IRS Addresses Tax Treatment of Popular Wellness Program Benefits
Author: Rena Pirsos, XpertHR Legal Editor
April 26, 2017
Wellness programs have gained popularity with employers interested in improving the health of their employees in order to reduce the number of sick days and overall health care costs. Wellness programs often include activities such as tobacco-cessation programs, health screenings, exercise groups and nutritional courses designed to motivate employees to adopt and maintain healthful behaviors. Anytime an employer contemplates offering a new type of benefit, however, it must be mindful of the fact that it may result in taxable income to the employees who receive it.
Two IRS Chief Counsel Advice Memoranda provide good examples of the tax ramifications of wellness program benefits and an employer's reimbursement of premiums provided on a pre-tax basis through a cafeteria plan under Internal Revenue Code (IRC) § 125.
In the first Memorandum, the employer asked the IRS whether it could exclude the following payments from employees' taxable income (under IRC §§ 105 or 106):
- Cash rewards paid for participating in a wellness program; and
- Reimbursements of premiums for participating in a wellness program that were originally made by salary reduction through an IRC § 125 cafeteria plan.
The IRS concluded that the cash rewards must be included in the employees' gross taxable income in the following three different scenarios.
Scenario 1. The employer provides all employees, regardless of enrollment in other comprehensive health coverage, with certain benefits under a wellness program at no cost.
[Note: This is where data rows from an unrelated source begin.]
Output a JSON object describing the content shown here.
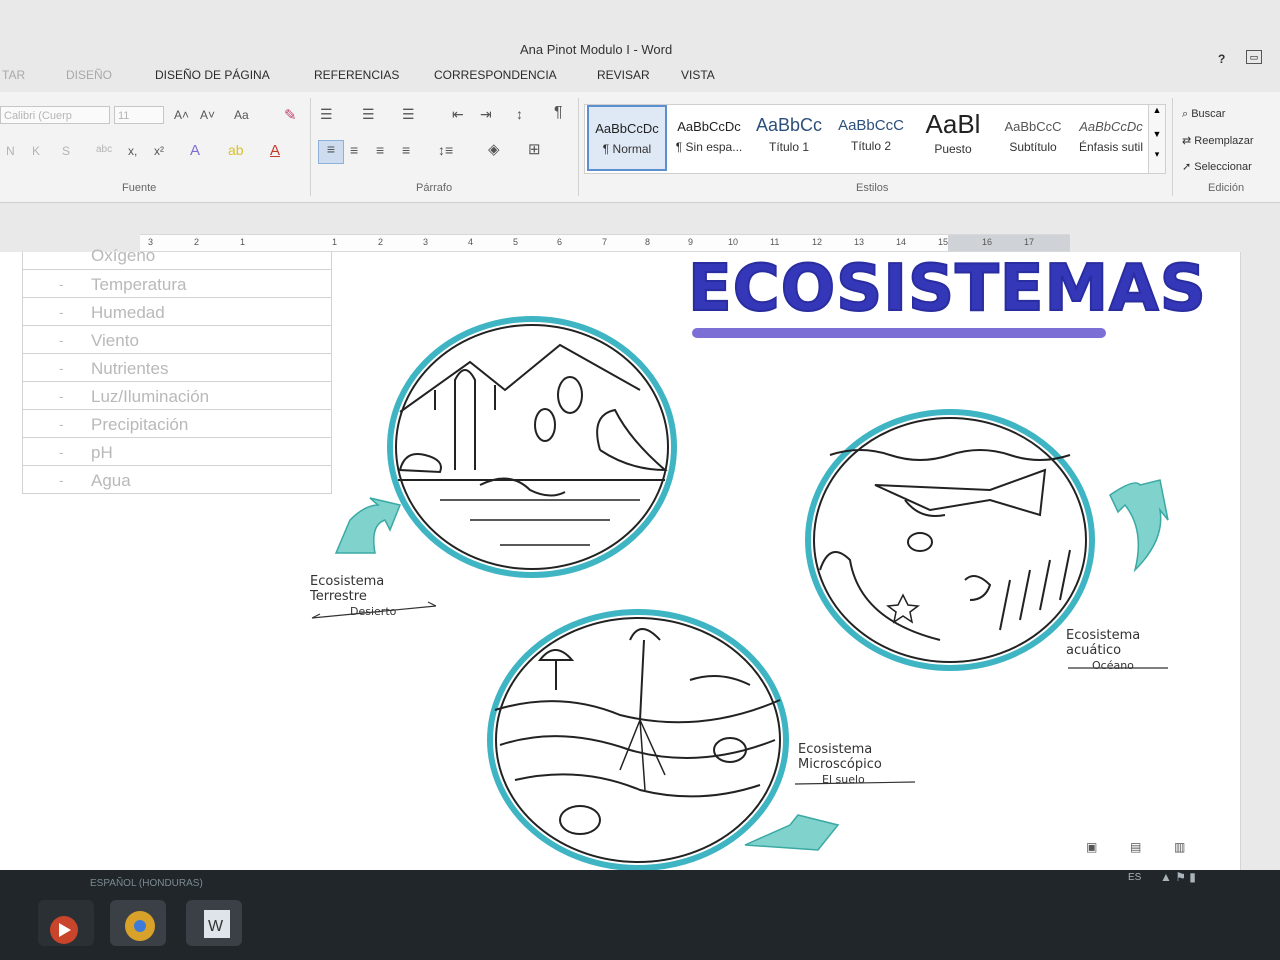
{
  "window": {
    "title": "Ana Pinot Modulo I - Word",
    "help": "?"
  },
  "tabs": [
    "TAR",
    "DISEÑO",
    "DISEÑO DE PÁGINA",
    "REFERENCIAS",
    "CORRESPONDENCIA",
    "REVISAR",
    "VISTA"
  ],
  "ribbon": {
    "font_name": "Calibri (Cuerp",
    "font_size": "11",
    "change_case": "Aa",
    "font_group": "Fuente",
    "paragraph_group": "Párrafo",
    "styles_group": "Estilos",
    "editing_group": "Edición",
    "styles": [
      {
        "preview": "AaBbCcDc",
        "name": "¶ Normal"
      },
      {
        "preview": "AaBbCcDc",
        "name": "¶ Sin espa..."
      },
      {
        "preview": "AaBbCc",
        "name": "Título 1"
      },
      {
        "preview": "AaBbCcC",
        "name": "Título 2"
      },
      {
        "preview": "AaBl",
        "name": "Puesto"
      },
      {
        "preview": "AaBbCcC",
        "name": "Subtítulo"
      },
      {
        "preview": "AaBbCcDc",
        "name": "Énfasis sutil"
      }
    ],
    "editing": {
      "find": "Buscar",
      "replace": "Reemplazar",
      "select": "Seleccionar"
    }
  },
  "ruler": [
    "3",
    "2",
    "1",
    "1",
    "2",
    "3",
    "4",
    "5",
    "6",
    "7",
    "8",
    "9",
    "10",
    "11",
    "12",
    "13",
    "14",
    "15",
    "16",
    "17"
  ],
  "table_rows": [
    "Oxígeno",
    "Temperatura",
    "Humedad",
    "Viento",
    "Nutrientes",
    "Luz/Iluminación",
    "Precipitación",
    "pH",
    "Agua"
  ],
  "drawing": {
    "title": "ECOSISTEMAS",
    "terrestrial": {
      "line1": "Ecosistema",
      "line2": "Terrestre",
      "line3": "Desierto"
    },
    "aquatic": {
      "line1": "Ecosistema",
      "line2": "acuático",
      "line3": "Océano"
    },
    "micro": {
      "line1": "Ecosistema",
      "line2": "Microscópico",
      "line3": "El suelo"
    }
  },
  "statusbar": {
    "language": "ESPAÑOL (HONDURAS)"
  },
  "tray": {
    "lang": "ES"
  }
}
The benefits include health screenings and other benefits that generally qualifies the program as an accident and health plan under IRC § 106. In addition, participating employees may earn cash rewards or benefits that do not qualify as IRC § 213(d) medical expenses, such as gym membership fees.
The IRS concluded that the employer must withhold income and employment (e.g., social security and Medicare) taxes on the value of the benefits provided to the employees. Similarly, other benefits not otherwise excludable from the employees' income, such as gym membership fees, are taxable to the employees at fair market value and subject to withholding.
Scenario 2. The same facts as in Scenario 1, except that participating employees pay a required pre-tax contribution by salary reduction through an IRC § 125 cafeteria plan. The IRS reached the same conclusion, explaining that the use of the cafeteria plan makes no difference in regard to the tax treatment of cash rewards and other benefits not otherwise excludable from income.
Scenario 3. The same facts as in Scenario 2, except that one of the benefits available under the wellness program includes a reimbursement of all or a portion of the required employee contribution made through salary reduction. The IRS concluded that the employer must include the reimbursements in the employees' gross income and withhold income and employment taxes.
In a similar Memorandum, the IRS concluded (in five different scenarios) that fixed indemnity cash payments received by an employee under by a wellness plan without regard to the amount of medical expenses incurred by the employee, and in which the employee pays premiums on a pre-tax basis under an IRC § 125 cafeteria plan, are similarly included in the employee's gross income and subject to income and employment tax withholding.
Chief Counsel Advice Memoranda are the IRS's response to a particular taxpayer's (e.g., an employer's) request for advice and may not be used or cited as precedent. However, for employers that provide, or are contemplating providing, similar benefits to employees, they offer practical guidance about how the IRS would apply the IRC in comparable situations.